If Icahn’s holdings top 20%, it could trigger a technical default under the terms of Lionsgate’s revolving credit facility. Icahn has said he would provide a bridge loan to avoid that. And if Icahn’s stake tops 33%, he would be able veto acquisitions and the top Lionsgate execs could depart the company with severance packages.
Icahn and Cuban have partnered in the past. In 2008, Cuban was on Icahn’s dissident proxy slate to seize control of Yahoo’s board. Cuban sold his Broadcast.com to Yahoo in 1999 for $5 billion.
Icahn’s takeover bid for Lionsgate received a key approval Wednesday from Canuck regulators, who cleared his hostile offer. The review was required since Icahn isn’t Canadian and Lionsgate is based in Vancouver — though it operates out of Santa Monica.
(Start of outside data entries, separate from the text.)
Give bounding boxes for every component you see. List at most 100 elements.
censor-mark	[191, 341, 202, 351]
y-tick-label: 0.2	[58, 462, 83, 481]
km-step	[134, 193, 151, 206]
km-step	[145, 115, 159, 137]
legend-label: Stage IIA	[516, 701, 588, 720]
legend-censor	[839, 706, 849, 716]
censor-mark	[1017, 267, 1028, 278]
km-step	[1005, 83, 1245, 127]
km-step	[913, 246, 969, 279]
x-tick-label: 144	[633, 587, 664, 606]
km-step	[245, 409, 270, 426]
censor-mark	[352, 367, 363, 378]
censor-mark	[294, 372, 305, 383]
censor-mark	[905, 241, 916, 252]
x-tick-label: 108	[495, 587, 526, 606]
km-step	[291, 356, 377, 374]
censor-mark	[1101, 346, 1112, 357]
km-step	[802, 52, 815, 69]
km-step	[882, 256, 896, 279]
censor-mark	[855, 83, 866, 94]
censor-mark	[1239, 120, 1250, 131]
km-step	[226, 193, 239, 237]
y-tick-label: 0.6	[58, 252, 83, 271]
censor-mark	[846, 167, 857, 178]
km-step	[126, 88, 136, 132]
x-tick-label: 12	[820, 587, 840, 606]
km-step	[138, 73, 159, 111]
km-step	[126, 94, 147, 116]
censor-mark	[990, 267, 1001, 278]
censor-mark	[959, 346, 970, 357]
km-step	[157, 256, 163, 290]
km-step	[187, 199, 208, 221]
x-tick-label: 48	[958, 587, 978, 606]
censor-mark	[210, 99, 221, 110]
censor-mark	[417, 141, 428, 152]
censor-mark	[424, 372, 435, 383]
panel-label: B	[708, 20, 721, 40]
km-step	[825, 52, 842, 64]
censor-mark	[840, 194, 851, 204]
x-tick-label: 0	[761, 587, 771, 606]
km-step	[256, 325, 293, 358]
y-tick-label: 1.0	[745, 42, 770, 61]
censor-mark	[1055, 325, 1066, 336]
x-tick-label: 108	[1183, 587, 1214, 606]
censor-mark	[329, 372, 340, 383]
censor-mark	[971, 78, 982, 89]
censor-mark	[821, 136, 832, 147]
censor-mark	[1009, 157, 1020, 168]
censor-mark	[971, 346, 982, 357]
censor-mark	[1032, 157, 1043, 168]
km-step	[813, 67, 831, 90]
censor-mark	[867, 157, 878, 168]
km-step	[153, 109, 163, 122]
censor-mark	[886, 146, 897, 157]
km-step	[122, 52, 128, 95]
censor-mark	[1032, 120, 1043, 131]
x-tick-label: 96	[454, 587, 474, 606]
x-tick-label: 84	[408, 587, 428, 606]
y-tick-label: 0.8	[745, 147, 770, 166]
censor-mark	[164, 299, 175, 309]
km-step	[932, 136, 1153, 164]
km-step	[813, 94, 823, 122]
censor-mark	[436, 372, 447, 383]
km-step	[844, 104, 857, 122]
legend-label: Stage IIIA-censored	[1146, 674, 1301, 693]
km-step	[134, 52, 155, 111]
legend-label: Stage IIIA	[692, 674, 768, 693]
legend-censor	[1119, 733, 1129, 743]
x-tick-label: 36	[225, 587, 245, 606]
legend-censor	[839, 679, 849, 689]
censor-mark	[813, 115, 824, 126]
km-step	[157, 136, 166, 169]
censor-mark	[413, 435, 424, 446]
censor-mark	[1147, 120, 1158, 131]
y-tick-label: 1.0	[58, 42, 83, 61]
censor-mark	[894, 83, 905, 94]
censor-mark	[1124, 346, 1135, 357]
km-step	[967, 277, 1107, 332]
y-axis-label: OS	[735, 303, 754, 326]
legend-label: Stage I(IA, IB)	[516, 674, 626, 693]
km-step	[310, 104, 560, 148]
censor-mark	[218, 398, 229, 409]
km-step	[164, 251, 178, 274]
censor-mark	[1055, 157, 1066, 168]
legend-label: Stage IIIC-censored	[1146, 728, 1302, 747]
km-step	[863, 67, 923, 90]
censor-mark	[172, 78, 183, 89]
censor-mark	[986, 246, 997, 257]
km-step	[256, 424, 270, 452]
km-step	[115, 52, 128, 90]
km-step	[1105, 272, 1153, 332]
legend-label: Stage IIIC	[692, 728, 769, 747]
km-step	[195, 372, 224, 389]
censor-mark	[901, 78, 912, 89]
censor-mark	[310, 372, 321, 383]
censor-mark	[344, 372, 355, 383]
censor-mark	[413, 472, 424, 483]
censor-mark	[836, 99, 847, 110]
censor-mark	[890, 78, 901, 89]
Icahn has agreed to keep the headquarters in Canada and possibly boost the level of production there on a province-by-province basis. He also said he won’t extend the $7 a share offer past June 16 or change the price.
Icahn’s said he wants to replace the Lionsgate board due to what he’s characterized as “excessive” spending. In response, Lionsgate reminded its shareholders Wednesday that its board recommends against Icahn’s unsolicited bid and noted that the offer has made little headway so far.
Icahn’s latest bid drops the requirement that at least 50.1% of the shares be tendered for his offer to go through. The bid values Lionsgate at $825 million.
Lionsgate has noted that its recent earnings report showed “significant improvements” in profitability and cash flow and that its annual spending on its core businesses — $122 million for its most recent fiscal year — amounted to less than 8% of revenues.